WrenAI makes your database RAG-ready.

WrenAI is open-source. You can deploy WrenAI anywhere in your data, LLM APIs, and environment. It comes with an intuitive onboarding and user interface that allows you to connect and model your data models in data sources within minutes.

Under the hood of WrenAI, we developed a framework called “Wren Engine”—Semantic Layer for LLM, which I mentioned in the previous section. The Wren Engine is also open-sourced on GitHub. If you are interested in Wren Engine, please leave a comment; I plan to share more about its architecture and design in future posts.

Modeling in WrenAI

After connecting with your data sources, it will automatically collect all the metadata, and with WrenAI UI, you can add business semantics and relationships through the user interface; it will automatically update your vector store for future semantic search.
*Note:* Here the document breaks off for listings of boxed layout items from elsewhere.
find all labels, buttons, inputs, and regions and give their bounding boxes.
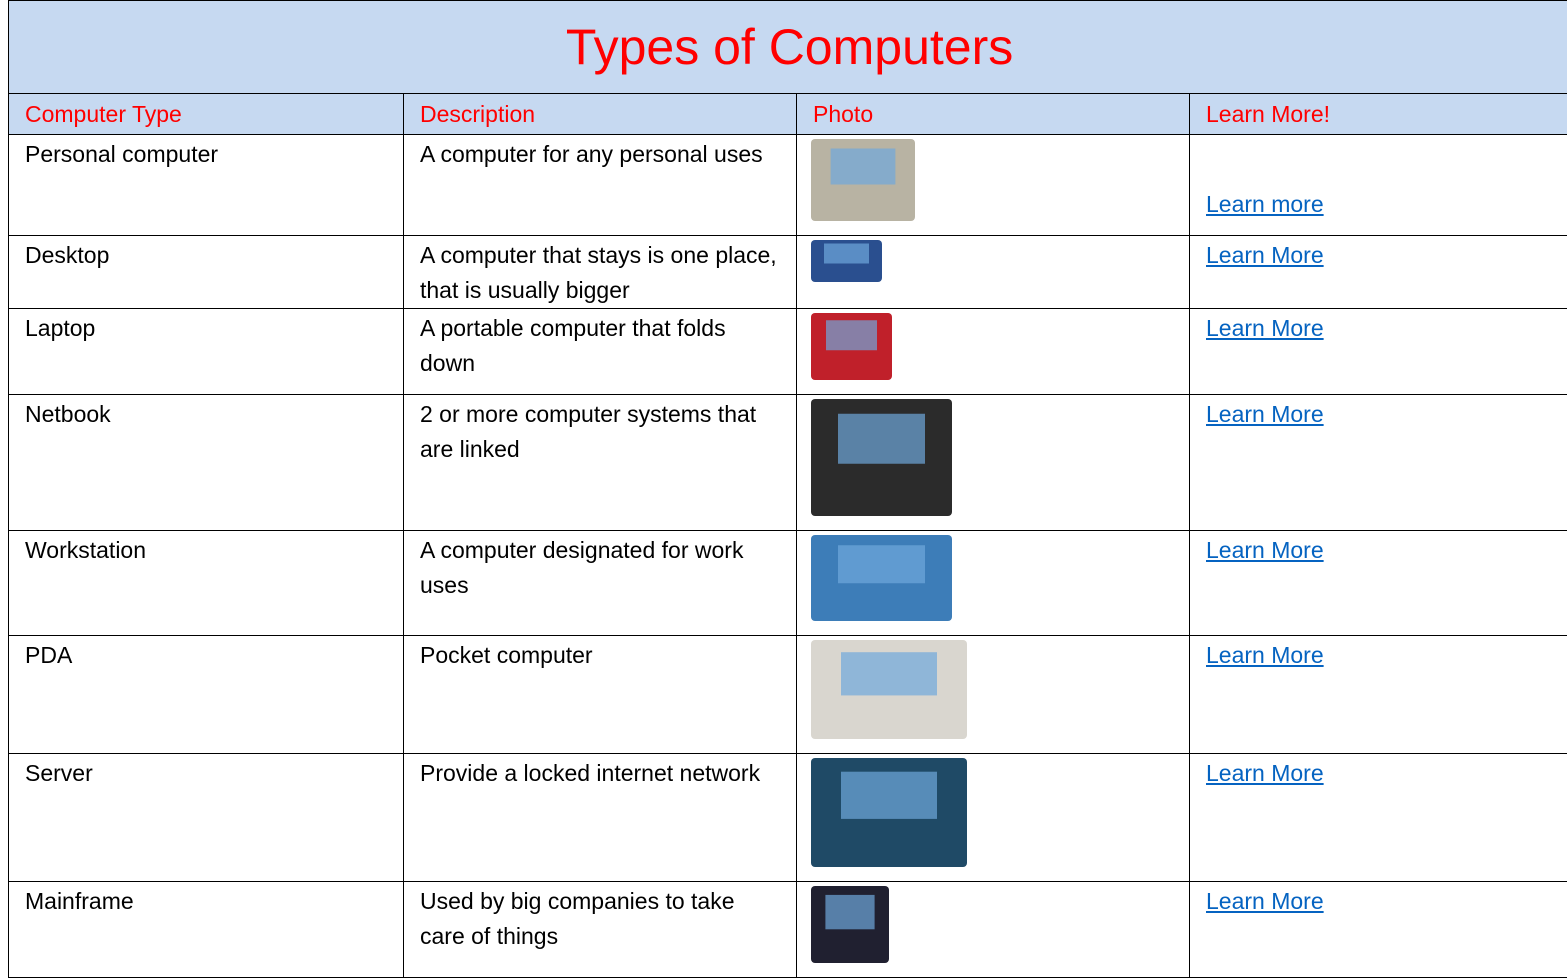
photo-cell [797,882,1190,978]
photo-cell [797,636,1190,754]
link-cell: Learn More [1190,395,1567,531]
photo [809,135,917,225]
photo-cell [797,135,1190,236]
computer-type: Netbook [9,395,404,531]
title: Types of Computers [9,1,1567,94]
learn-more-link[interactable]: Learn More [1206,888,1324,914]
column-header: Learn More! [1190,94,1567,135]
column-header: Description [404,94,797,135]
learn-more-link[interactable]: Learn more [1206,191,1324,217]
link-cell: Learn More [1190,636,1567,754]
computer-type: PDA [9,636,404,754]
description: A computer designated for work uses [404,531,797,636]
photo [809,754,969,871]
description: Provide a locked internet network [404,754,797,882]
description: A computer for any personal uses [404,135,797,236]
photo-cell [797,236,1190,309]
photo-cell [797,395,1190,531]
column-header: Photo [797,94,1190,135]
description: 2 or more computer systems that are link… [404,395,797,531]
photo [809,531,954,625]
photo [809,309,894,384]
photo [809,236,884,286]
learn-more-link[interactable]: Learn More [1206,242,1324,268]
learn-more-link[interactable]: Learn More [1206,401,1324,427]
learn-more-link[interactable]: Learn More [1206,315,1324,341]
computer-type: Laptop [9,309,404,395]
learn-more-link[interactable]: Learn More [1206,537,1324,563]
link-cell: Learn More [1190,236,1567,309]
computer-type: Server [9,754,404,882]
learn-more-link[interactable]: Learn More [1206,642,1324,668]
title-row: Types of Computers [9,1,1567,94]
description: Used by big companies to take care of th… [404,882,797,978]
column-header: Computer Type [9,94,404,135]
learn-more-link[interactable]: Learn More [1206,760,1324,786]
photo [809,636,969,743]
link-cell: Learn More [1190,309,1567,395]
computer-type: Desktop [9,236,404,309]
computer-type: Mainframe [9,882,404,978]
description: A computer that stays is one place, that… [404,236,797,309]
description: A portable computer that folds down [404,309,797,395]
description: Pocket computer [404,636,797,754]
link-cell: Learn More [1190,754,1567,882]
computer-type: Personal computer [9,135,404,236]
photo-cell [797,754,1190,882]
photo-cell [797,309,1190,395]
photo-cell [797,531,1190,636]
link-cell: Learn More [1190,531,1567,636]
photo [809,395,954,520]
link-cell: Learn more [1190,135,1567,236]
computer-type: Workstation [9,531,404,636]
link-cell: Learn More [1190,882,1567,978]
photo [809,882,891,967]
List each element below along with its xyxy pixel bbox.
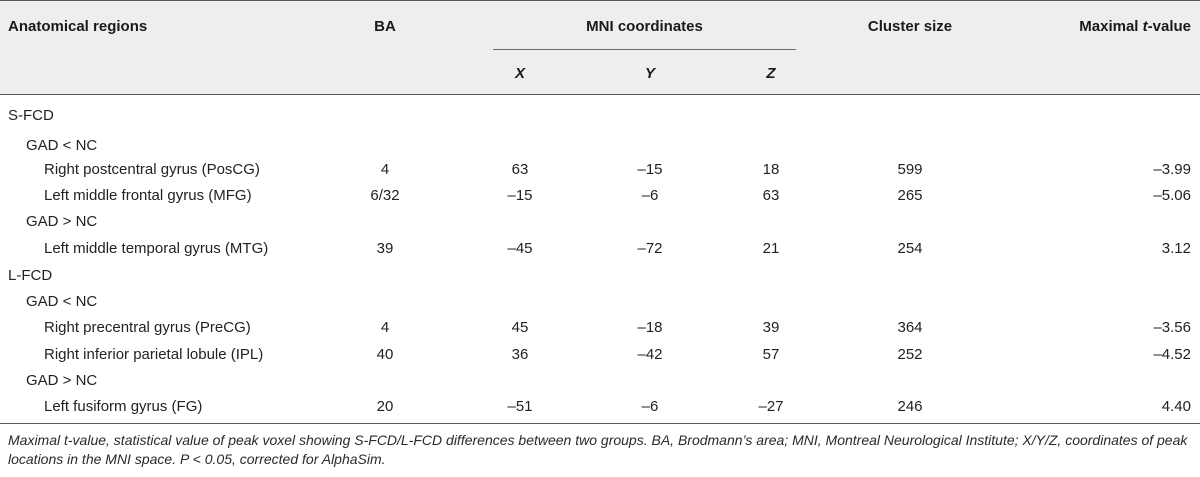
t-value-cell: 3.12 xyxy=(1161,240,1191,257)
cluster-size-cell: 265 xyxy=(897,187,923,204)
y-cell: –42 xyxy=(637,346,663,363)
y-cell: –18 xyxy=(637,319,663,336)
y-cell: –6 xyxy=(641,398,659,415)
region-name-cell: Right postcentral gyrus (PosCG) xyxy=(44,161,260,178)
region-name-cell: S-FCD xyxy=(8,107,54,124)
region-name-cell: Left middle frontal gyrus (MFG) xyxy=(44,187,252,204)
table-row: Left middle temporal gyrus (MTG) 39 –45 –72… xyxy=(0,234,1200,264)
cluster-size-cell: 254 xyxy=(897,240,923,257)
table-row: Left fusiform gyrus (FG) 20 –51 –6 –27 246 4.4… xyxy=(0,392,1200,422)
region-name-cell: GAD > NC xyxy=(26,213,98,230)
t-value-cell: –3.99 xyxy=(1153,161,1191,178)
region-name-cell: L-FCD xyxy=(8,267,53,284)
t-value-cell: –5.06 xyxy=(1153,187,1191,204)
mni-divider xyxy=(493,49,796,50)
cluster-size-cell: 246 xyxy=(897,398,923,415)
z-cell: –27 xyxy=(758,398,784,415)
y-cell: –72 xyxy=(637,240,663,257)
ba-cell: 4 xyxy=(380,161,390,178)
z-cell: 57 xyxy=(762,346,780,363)
ba-cell: 6/32 xyxy=(370,187,400,204)
table-row: GAD > NC xyxy=(0,207,1200,237)
header-z: Z xyxy=(766,65,776,82)
ba-cell: 40 xyxy=(376,346,394,363)
header-mni-coordinates: MNI coordinates xyxy=(586,18,703,35)
region-name-cell: GAD < NC xyxy=(26,137,98,154)
header-anatomical-regions: Anatomical regions xyxy=(8,18,148,35)
x-cell: 63 xyxy=(511,161,529,178)
table-row: L-FCD xyxy=(0,261,1200,291)
z-cell: 21 xyxy=(762,240,780,257)
table-header: Anatomical regions BA MNI coordinates X … xyxy=(0,0,1200,95)
t-value-cell: –3.56 xyxy=(1153,319,1191,336)
table-row: Left middle frontal gyrus (MFG) 6/32 –15 –6… xyxy=(0,181,1200,211)
region-name-cell: Right inferior parietal lobule (IPL) xyxy=(44,346,264,363)
z-cell: 18 xyxy=(762,161,780,178)
header-x: X xyxy=(514,65,525,82)
table-row: Right precentral gyrus (PreCG) 4 45 –18 39 36… xyxy=(0,313,1200,343)
cluster-size-cell: 599 xyxy=(897,161,923,178)
table-row: S-FCD xyxy=(0,101,1200,131)
table-row: Right postcentral gyrus (PosCG) 4 63 –15 18 5… xyxy=(0,155,1200,185)
header-cluster-size: Cluster size xyxy=(867,18,953,35)
x-cell: –15 xyxy=(507,187,533,204)
z-cell: 63 xyxy=(762,187,780,204)
z-cell: 39 xyxy=(762,319,780,336)
region-name-cell: Right precentral gyrus (PreCG) xyxy=(44,319,251,336)
y-cell: –15 xyxy=(637,161,663,178)
x-cell: –51 xyxy=(507,398,533,415)
cluster-size-cell: 252 xyxy=(897,346,923,363)
t-value-cell: 4.40 xyxy=(1161,398,1191,415)
x-cell: –45 xyxy=(507,240,533,257)
header-y: Y xyxy=(644,65,655,82)
region-name-cell: GAD < NC xyxy=(26,293,98,310)
table-row: GAD > NC xyxy=(0,366,1200,396)
table-row: GAD < NC xyxy=(0,131,1200,161)
region-name-cell: Left fusiform gyrus (FG) xyxy=(44,398,203,415)
x-cell: 45 xyxy=(511,319,529,336)
x-cell: 36 xyxy=(511,346,529,363)
cluster-size-cell: 364 xyxy=(897,319,923,336)
table-bottom-rule xyxy=(0,423,1200,424)
ba-cell: 4 xyxy=(380,319,390,336)
y-cell: –6 xyxy=(641,187,659,204)
table-footnote: Maximal t-value, statistical value of pe… xyxy=(8,432,1188,467)
table-row: GAD < NC xyxy=(0,287,1200,317)
region-name-cell: Left middle temporal gyrus (MTG) xyxy=(44,240,269,257)
ba-cell: 39 xyxy=(376,240,394,257)
table-row: Right inferior parietal lobule (IPL) 40 36… xyxy=(0,340,1200,370)
header-maximal-t-value: Maximal t-value xyxy=(1079,18,1191,35)
region-name-cell: GAD > NC xyxy=(26,372,98,389)
ba-cell: 20 xyxy=(376,398,394,415)
t-value-cell: –4.52 xyxy=(1153,346,1191,363)
header-ba: BA xyxy=(374,18,396,35)
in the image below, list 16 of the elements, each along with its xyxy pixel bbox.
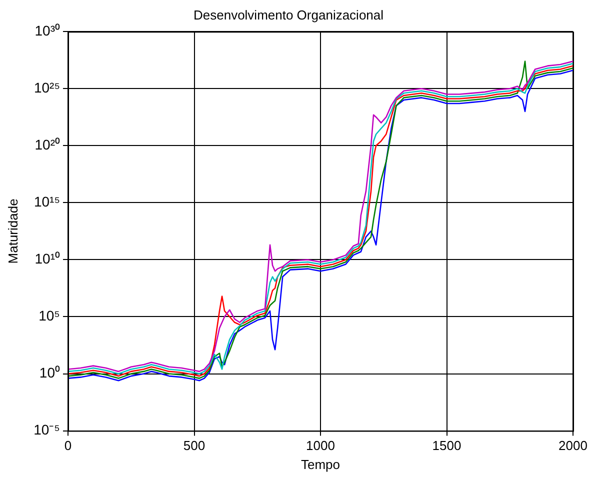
y-tick-label: 10¹⁵: [34, 194, 60, 210]
y-tick-label: 10⁰: [39, 364, 60, 381]
chart-title: Desenvolvimento Organizacional: [193, 7, 384, 22]
x-tick-label: 1500: [432, 438, 462, 454]
y-tick-label: 10²⁵: [34, 79, 60, 96]
x-axis-title: Tempo: [300, 456, 340, 472]
y-axis-title: Maturidade: [5, 198, 20, 264]
x-tick-label: 2000: [558, 438, 588, 454]
x-tick-label: 0: [64, 438, 72, 454]
y-tick-label: 10⁻⁵: [34, 422, 60, 438]
y-tick-label: 10³⁰: [34, 22, 60, 38]
y-tick-label: 10⁵: [38, 308, 60, 324]
x-tick-label: 1000: [306, 438, 335, 454]
y-tick-label: 10¹⁰: [34, 250, 60, 267]
y-tick-label: 10²⁰: [34, 136, 60, 153]
x-tick-label: 500: [183, 438, 206, 454]
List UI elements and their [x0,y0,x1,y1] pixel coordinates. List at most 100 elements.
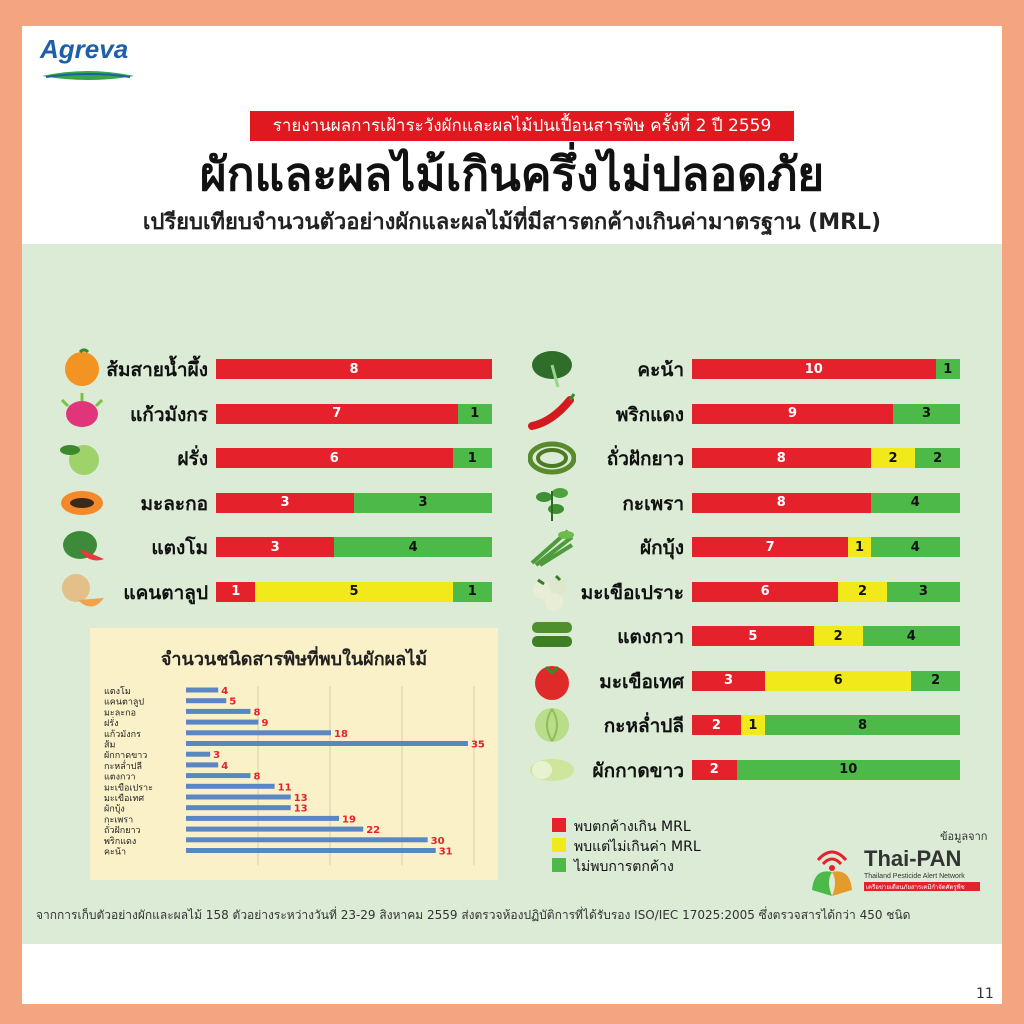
category-label: คะน้า [104,847,126,858]
chemical-bar [186,848,436,853]
category-label: ผักบุ้ง [104,804,125,815]
category-label: กะหล่ำปลี [104,759,142,772]
value-label: 13 [294,804,308,815]
chart-row: ผักบุ้ง 7 1 4 [22,529,1002,567]
bar-segment-red: 10 [692,359,936,379]
cantaloupe-icon [58,570,106,612]
row-label: ผักกาดขาว [592,759,684,782]
bar-segment-green: 1 [457,403,492,424]
legend-swatch-green [552,858,566,872]
chart-row: พริกแดง 9 3 [22,392,1002,430]
value-label: 18 [334,729,348,740]
category-label: มะละกอ [104,708,136,718]
row-label: กะเพรา [622,492,684,515]
papaya-icon [58,481,106,523]
bar-segment-red: 6 [216,448,453,468]
category-label: มะเขือเทศ [104,793,144,804]
bar-segment-red: 8 [692,492,871,513]
chemical-bar [186,687,219,693]
bar-segment-green: 4 [870,537,960,557]
bar-segment-green: 1 [452,581,492,602]
row-label: คะน้า [637,359,684,381]
long-bean-icon [527,436,577,478]
value-label: 30 [431,836,445,847]
category-label: มะเขือเปราะ [104,782,153,793]
chinese-cabbage-icon [528,748,576,790]
category-label: แก้วมังกร [104,729,141,740]
row-label: แคนตาลูป [123,581,208,604]
cucumber-icon [528,614,576,656]
row-label: แตงกวา [617,626,684,648]
category-label: กะเพรา [104,815,133,825]
bar-segment-yellow: 2 [838,581,887,602]
morning-glory-icon [528,525,576,567]
bar-segment-green: 2 [911,670,960,691]
chart-row: คะน้า 10 1 [22,351,1002,388]
value-label: 9 [262,718,269,729]
thai-pan-fullname: Thailand Pesticide Alert Network [864,873,965,880]
chemical-bar [186,805,291,811]
row-label: มะละกอ [140,492,209,515]
chemical-bar [186,783,275,789]
value-label: 8 [253,772,260,783]
category-label: ส้ม [104,740,115,751]
cabbage-icon [528,703,576,745]
report-banner: รายงานผลการเฝ้าระวังผักและผลไม้ปนเปื้อนส… [250,111,794,141]
chemical-bar [186,708,251,714]
row-label: แตงโม [151,537,208,559]
bar-segment-green: 3 [886,581,960,602]
bar-segment-green: 3 [354,492,492,513]
watermelon-icon [58,525,106,567]
thai-pan-logo: Thai-PAN Thailand Pesticide Alert Networ… [804,838,984,908]
chemical-bar [186,751,211,757]
dragonfruit-icon [58,392,106,434]
bar-segment-green: 8 [765,715,960,735]
chart-row: ถั่วฝักยาว 8 2 2 [22,441,1002,475]
main-title: ผักและผลไม้เกินครึ่งไม่ปลอดภัย [199,147,825,201]
chemical-bar [186,815,340,821]
chemical-count-panel: แตงโม 4 แคนตาลูป 5 มะละกอ 8 ฝรั่ง 9 แก้วมังกร 18 ส… [90,628,498,880]
chart-row: กะเพรา 8 4 [22,487,1002,521]
category-label: ถั่วฝักยาว [104,823,141,836]
row-label: ฝรั่ง [177,448,208,470]
stacked-bar: 10 1 [692,359,960,379]
chart-row: มะเขือเทศ 3 6 2 [22,665,1002,700]
bar-segment-red: 1 [216,581,256,602]
row-label: มะเขือเปราะ [580,581,684,604]
bar-segment-green: 4 [334,537,492,557]
agreva-logo: Agreva [40,34,140,84]
chart-row: แตงโม 3 4 [22,531,1002,561]
category-label: แตงกวา [104,773,136,783]
bar-segment-green: 2 [915,448,960,468]
logo-swoosh-icon [42,71,134,80]
value-label: 4 [221,686,228,697]
thai-pan-name: Thai-PAN [864,846,961,871]
chemical-count-chart: แตงโม 4 แคนตาลูป 5 มะละกอ 8 ฝรั่ง 9 แก้วมังกร 18 ส… [104,686,485,866]
chemical-bar [186,773,251,779]
bar-segment-green: 4 [862,626,960,646]
bar-segment-red: 7 [692,537,849,557]
legend-label: พบตกค้างเกิน MRL [574,819,691,835]
thai-pan-thai-name: เครือข่ายเตือนภัยสารเคมีกำจัดศัตรูพืช [866,883,965,891]
category-label: แคนตาลูป [104,698,144,708]
thai-eggplant-icon [528,570,576,612]
row-label: ถั่วฝักยาว [606,448,684,470]
chemical-bar [186,762,219,768]
bar-segment-yellow: 2 [813,626,863,646]
value-label: 22 [366,825,380,836]
bar-segment-yellow: 1 [740,715,766,735]
row-label: แก้วมังกร [130,403,208,426]
value-label: 19 [342,814,356,825]
legend-label: ไม่พบการตกค้าง [574,859,674,875]
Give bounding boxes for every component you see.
Ask and Follow-up Questions

After modeling, you can start asking your business questions; WrenAI will search to retrieve the most relevant 3 results for you. Once you choose one of the options, it will break down into step-by-step explanations of where the data comes from and with summaries so that you can gain more confidence using the result suggested by WrenAI.

Getting the result back from WrenAI, you can, based on the returned result, ask follow-up questions for deeper insights or analytics.